Austin hopes changes like these won’t become a trend throughout the industry.

This week the bank announced a slew of changes to its compensation model, with a shift to greater rewards for efficiency but a de-emphasis on volume. More specifically…

“They changed the volume bonus from 20 to 10 and that’s the lowest of anybody we send business to. Just commissions in general are going down on their one-year, 10-year and all-in-one product,” she said. “Everything that came out is basically a reduction of money they’re going to pay brokers. Hopefully we don’t see any other lenders following suit.”

However, not all brokers are lamenting the changes  – especially considering the bank still offers proprietary offerings largely unique in the channel.
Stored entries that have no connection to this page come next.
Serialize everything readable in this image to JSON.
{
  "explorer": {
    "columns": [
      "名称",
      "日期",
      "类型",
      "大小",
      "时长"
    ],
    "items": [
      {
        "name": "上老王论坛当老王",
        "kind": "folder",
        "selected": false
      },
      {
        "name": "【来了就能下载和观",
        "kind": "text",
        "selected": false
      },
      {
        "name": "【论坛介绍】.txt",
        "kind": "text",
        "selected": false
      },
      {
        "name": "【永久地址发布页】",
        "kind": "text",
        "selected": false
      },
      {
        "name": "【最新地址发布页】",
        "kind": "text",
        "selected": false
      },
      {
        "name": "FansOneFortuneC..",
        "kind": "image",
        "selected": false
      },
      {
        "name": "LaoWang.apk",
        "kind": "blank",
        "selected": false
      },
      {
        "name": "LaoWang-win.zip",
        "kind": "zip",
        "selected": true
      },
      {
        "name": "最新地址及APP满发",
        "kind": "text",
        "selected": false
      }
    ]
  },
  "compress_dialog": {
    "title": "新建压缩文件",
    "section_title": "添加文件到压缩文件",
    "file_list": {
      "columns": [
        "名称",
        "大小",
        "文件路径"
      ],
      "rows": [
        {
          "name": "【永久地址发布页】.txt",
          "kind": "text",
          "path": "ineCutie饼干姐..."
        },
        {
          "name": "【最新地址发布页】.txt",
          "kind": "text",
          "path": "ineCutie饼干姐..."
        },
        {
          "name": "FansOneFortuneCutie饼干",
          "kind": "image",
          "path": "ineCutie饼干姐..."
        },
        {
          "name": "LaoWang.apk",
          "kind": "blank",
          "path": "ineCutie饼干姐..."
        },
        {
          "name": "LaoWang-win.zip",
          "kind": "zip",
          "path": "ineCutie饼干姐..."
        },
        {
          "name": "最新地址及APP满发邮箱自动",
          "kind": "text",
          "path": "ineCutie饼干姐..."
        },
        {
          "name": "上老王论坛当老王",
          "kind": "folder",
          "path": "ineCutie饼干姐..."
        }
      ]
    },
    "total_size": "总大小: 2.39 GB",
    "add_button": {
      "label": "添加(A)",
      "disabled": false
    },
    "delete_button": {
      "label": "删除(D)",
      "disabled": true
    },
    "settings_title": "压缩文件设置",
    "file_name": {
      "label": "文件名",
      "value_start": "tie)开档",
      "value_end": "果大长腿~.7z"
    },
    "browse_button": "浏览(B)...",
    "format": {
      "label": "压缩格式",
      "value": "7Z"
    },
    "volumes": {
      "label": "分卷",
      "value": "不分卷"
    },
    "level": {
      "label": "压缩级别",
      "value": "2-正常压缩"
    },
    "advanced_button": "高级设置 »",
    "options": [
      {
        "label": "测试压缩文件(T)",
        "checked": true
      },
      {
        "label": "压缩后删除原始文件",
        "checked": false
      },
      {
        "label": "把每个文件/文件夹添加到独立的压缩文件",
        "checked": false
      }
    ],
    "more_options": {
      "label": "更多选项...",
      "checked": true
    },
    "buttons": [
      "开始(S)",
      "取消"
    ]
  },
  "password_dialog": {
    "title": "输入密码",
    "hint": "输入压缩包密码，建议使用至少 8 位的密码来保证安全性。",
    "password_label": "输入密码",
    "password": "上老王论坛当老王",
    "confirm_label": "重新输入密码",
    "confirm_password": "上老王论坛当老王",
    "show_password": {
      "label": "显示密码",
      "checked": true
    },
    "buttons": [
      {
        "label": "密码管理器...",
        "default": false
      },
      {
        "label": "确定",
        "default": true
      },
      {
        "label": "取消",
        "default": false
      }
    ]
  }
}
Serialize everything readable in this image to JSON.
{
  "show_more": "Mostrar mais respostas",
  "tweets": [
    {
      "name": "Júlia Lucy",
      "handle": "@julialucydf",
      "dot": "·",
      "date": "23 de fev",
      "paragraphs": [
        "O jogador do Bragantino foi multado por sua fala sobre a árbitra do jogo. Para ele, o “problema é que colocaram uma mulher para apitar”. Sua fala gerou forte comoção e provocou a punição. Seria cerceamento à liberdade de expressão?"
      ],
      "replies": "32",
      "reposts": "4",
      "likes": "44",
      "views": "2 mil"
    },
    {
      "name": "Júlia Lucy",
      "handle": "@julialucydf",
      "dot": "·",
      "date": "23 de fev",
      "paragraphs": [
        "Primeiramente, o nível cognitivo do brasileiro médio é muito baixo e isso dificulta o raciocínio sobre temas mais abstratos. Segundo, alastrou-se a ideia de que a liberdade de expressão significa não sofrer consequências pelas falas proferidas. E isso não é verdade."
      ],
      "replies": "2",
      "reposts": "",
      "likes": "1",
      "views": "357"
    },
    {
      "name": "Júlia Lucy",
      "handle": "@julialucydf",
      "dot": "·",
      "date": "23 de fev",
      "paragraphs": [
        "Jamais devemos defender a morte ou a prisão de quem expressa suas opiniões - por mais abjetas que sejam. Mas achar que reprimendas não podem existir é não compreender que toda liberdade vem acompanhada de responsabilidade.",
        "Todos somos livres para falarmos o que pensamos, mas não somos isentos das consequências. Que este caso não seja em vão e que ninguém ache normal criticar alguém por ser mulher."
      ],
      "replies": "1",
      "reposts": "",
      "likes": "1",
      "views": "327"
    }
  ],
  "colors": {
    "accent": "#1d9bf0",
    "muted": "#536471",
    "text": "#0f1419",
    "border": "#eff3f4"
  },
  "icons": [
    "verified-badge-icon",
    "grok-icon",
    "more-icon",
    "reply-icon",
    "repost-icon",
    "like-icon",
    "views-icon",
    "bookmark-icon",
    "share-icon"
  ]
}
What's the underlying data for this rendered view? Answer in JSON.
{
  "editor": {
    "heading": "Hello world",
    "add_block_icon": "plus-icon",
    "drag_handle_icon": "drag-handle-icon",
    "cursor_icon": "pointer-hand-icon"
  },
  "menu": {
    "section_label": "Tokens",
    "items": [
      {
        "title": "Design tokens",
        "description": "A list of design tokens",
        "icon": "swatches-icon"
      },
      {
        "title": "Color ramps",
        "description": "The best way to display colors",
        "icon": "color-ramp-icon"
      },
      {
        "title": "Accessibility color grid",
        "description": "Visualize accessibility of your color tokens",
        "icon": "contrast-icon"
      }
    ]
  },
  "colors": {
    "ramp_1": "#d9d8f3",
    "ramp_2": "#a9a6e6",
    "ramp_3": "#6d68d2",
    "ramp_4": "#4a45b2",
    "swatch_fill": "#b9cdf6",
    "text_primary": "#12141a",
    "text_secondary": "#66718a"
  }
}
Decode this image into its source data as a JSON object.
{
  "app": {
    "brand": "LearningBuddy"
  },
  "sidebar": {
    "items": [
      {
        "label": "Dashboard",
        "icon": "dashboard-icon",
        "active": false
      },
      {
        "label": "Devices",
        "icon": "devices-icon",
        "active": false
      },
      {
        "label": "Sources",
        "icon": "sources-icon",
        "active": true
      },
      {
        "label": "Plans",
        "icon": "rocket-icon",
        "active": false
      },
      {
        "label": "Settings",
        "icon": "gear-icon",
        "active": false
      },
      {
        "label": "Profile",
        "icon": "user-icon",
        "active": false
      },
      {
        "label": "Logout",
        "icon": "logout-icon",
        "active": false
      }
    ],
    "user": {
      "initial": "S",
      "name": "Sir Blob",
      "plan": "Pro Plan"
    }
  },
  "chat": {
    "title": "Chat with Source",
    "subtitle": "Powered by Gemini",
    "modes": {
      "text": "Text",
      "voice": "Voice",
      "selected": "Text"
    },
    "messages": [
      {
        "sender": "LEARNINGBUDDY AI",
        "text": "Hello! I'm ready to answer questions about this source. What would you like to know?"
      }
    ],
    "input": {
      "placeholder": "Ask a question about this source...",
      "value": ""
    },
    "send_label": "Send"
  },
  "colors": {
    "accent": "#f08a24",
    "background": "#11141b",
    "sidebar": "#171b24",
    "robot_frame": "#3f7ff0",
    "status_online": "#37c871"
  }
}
“I don’t think the changes that National Bank are bringing in are that intrusive; as long as you are achieving the volume levels needed, I’m not seeing an intrusive change,” Ross Thorstad, co-owner of Verico Mortgage Depot, told MortgageBrokerNews.ca. “They’ve got the ‘All in One’ for refinancing clients that allows you to pay down the mortgage and, as long as you are within the cap of 65 per cent, it allows you to still access the line of credit borrowing limit.

“Other lenders offer a similar product but every dollar you pay on the mortgage, you don’t retain the borrowing limit.”

  • Filomena on 2013-10-04 7:24:03 AM

    National Bank is so difficult to deal with, their underwriters live in a box, their BDM is not very responsive, their policies are too tight, that this won't impact me at all because I find it very difficult to deal with them.

  • Jim T Advent Mortgage on 2013-10-04 7:38:57 AM

    I do like the move towards efficiencies and away from volume bonus. This sends the right message to the market – be efficient and we all do better. One can now earn upto 50bps in vb/efficiency bonus. This is almost double the current market.

  • David Larock on 2013-10-04 7:49:02 AM

    I applaud National Bank’s compensation change and hope that more lenders will follow suit. It is certainly in their best interest to do so.

    Most lenders draw almost no distinction between brokers who fund 25% of what they submit versus those who fund 80%+, beyond a little lip service and the odd cull of the worst of the worst. Today’s lender compensation models basically ignore the fact that low funding ratios cost them money.

    NB is shifting its broker compensation focus away from sheer quantity (volume) and toward quality (higher funding ratios) instead. If lenders believe that their volumes will slow in future, evolving their reward systems to tilt the playing field in favour of the most efficient brokers is a no brainer.

    Today’s volume-first compensation models created low funding-ratio broker monsters that sap lender profitability. Tomorrow’s compensation models can vanquish them just as easily.

  • Ron Price - DLC on 2013-10-04 8:17:28 AM

    @Filomena

    Ditto, back at cha, but we are experiencing declines of deals from many lenders that they have even told us would have been approved a year ago, and yes service levels have gone into the toilet etc

  • Paolo Di Petta | dipettamortgage.com on 2013-10-07 6:15:49 AM

    This is not surprising - as inefficient volume costs them money, whereas efficient volume saves them money. It's a simple value equation.

    This is only the beginning. Closing ratios aren't the only ratios that banks track - expect to see more data-driven changes in incentive/penalty structures with the big lenders in the future.